The example follows a simple workflow:

  1. Blocks are created.

  2. Blocks are added to a Model.

  3. Signals are connected explicitly.

  4. A Simulator executes the model in discrete time.

  5. Selected signals are logged and retrieved for plotting.

This reflects the core philosophy of pySimBlocks: explicit block modeling with deterministic discrete-time execution.

About Signal Shapes

All signals in pySimBlocks follow a strict 2D convention:

  • Scalars are represented as (1, 1)

  • Vectors are (n, 1)

  • Matrices are (m, n)

When logging a SISO signal over time, the resulting array has shape (N, 1, 1), where N is the number of simulation steps.

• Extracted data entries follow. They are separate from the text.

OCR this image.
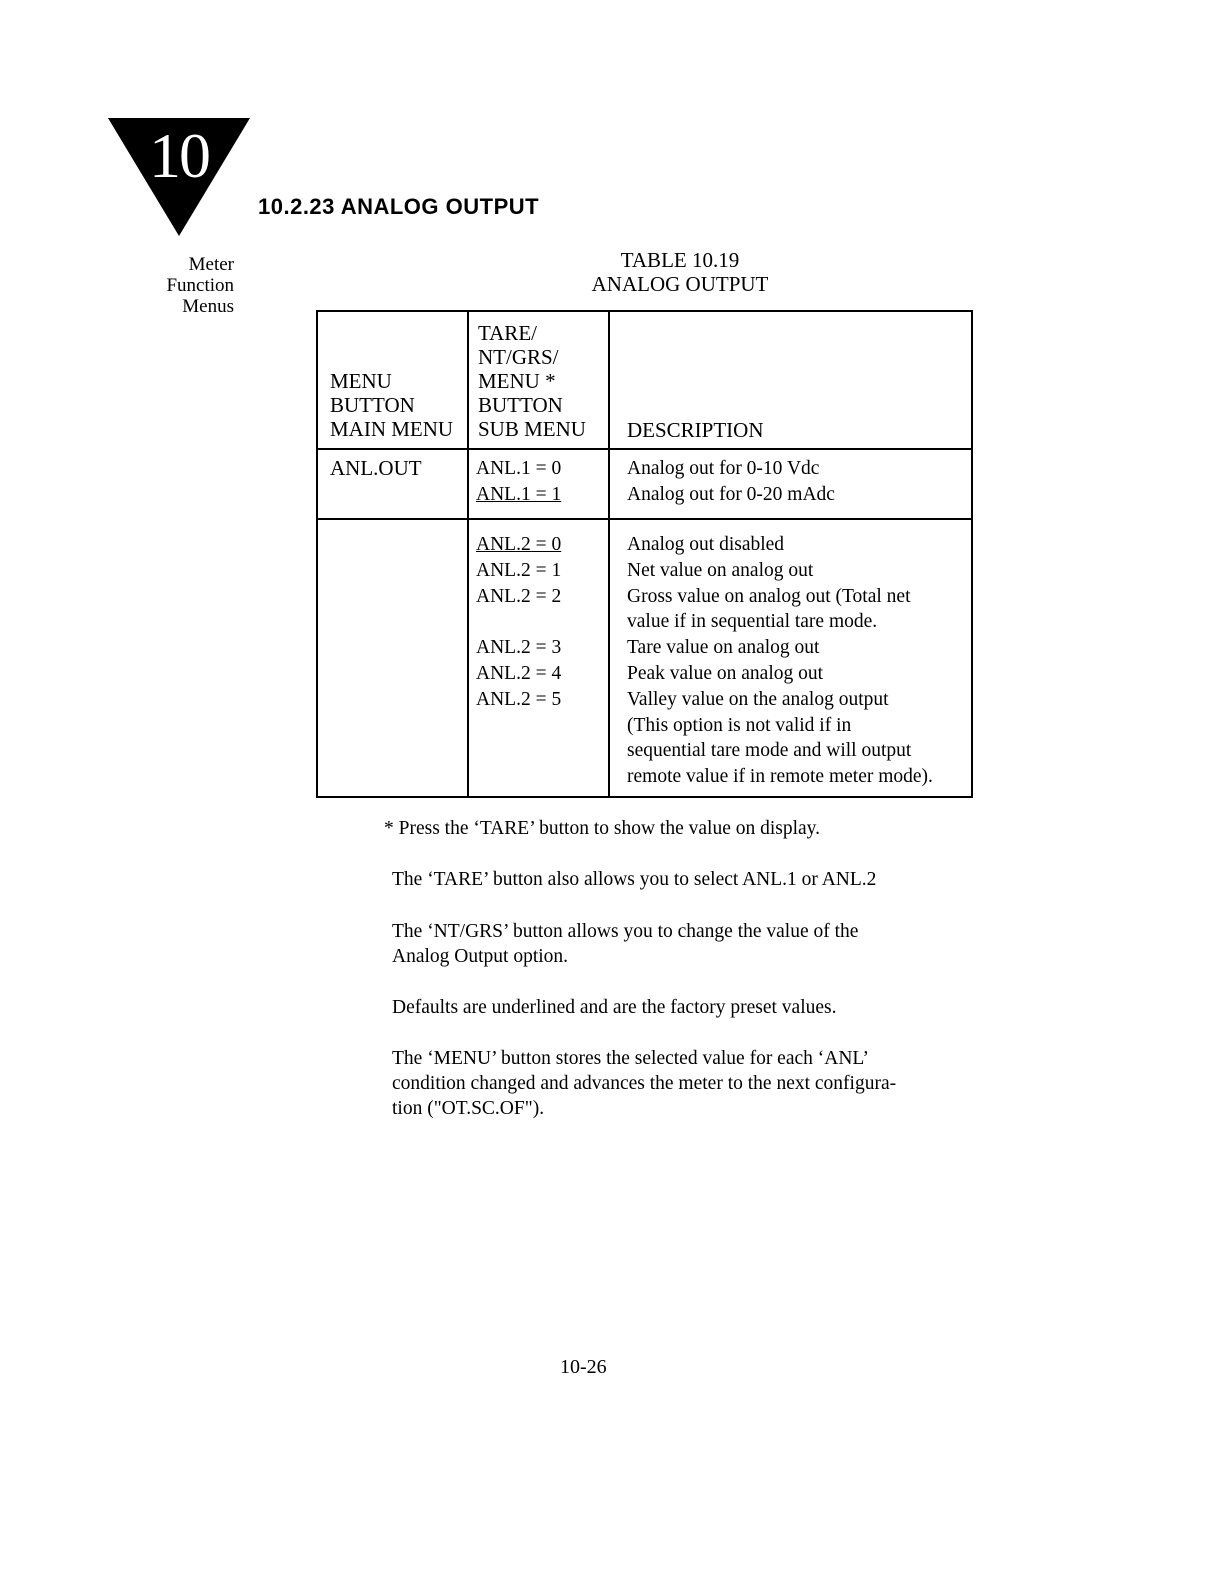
10
10.2.23 ANALOG OUTPUT
Meter
Function
Menus
TABLE 10.19
ANALOG OUTPUT
MENU
BUTTON
MAIN MENU
TARE/
NT/GRS/
MENU *
BUTTON
SUB MENU DESCRIPTION
ANL.OUT	ANL.1 = 0
ANL.1 = 1
Analog out for 0-10 Vdc
Analog out for 0-20 mAdc
ANL.2 = 0
ANL.2 = 1
ANL.2 = 2
ANL.2 = 3
ANL.2 = 4
ANL.2 = 5
Analog out disabled
Net value on analog out
Gross value on analog out (Total net
value if in sequential tare mode.
Tare value on analog out
Peak value on analog out
Valley value on the analog output
(This option is not valid if in
sequential tare mode and will output
remote value if in remote meter mode).
* Press the ‘TARE’ button to show the value on display.
The ‘TARE’ button also allows you to select ANL.1 or ANL.2
The ‘NT/GRS’ button allows you to change the value of the
Analog Output option.
Defaults are underlined and are the factory preset values.
The ‘MENU’ button stores the selected value for each ‘ANL’
condition changed and advances the meter to the next configura-
tion ("OT.SC.OF").
10-26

For plotting convenience, the example uses:

y = sim.get_data("system.outputs.y").squeeze()

Try It Yourself

To explore the framework further, try:

  • Changing the controller gains Kp and Ki

  • Modifying the system dynamics A and B

  • Adjusting the time step dt

  • Increasing the simulation duration T

Observe how the closed-loop response changes.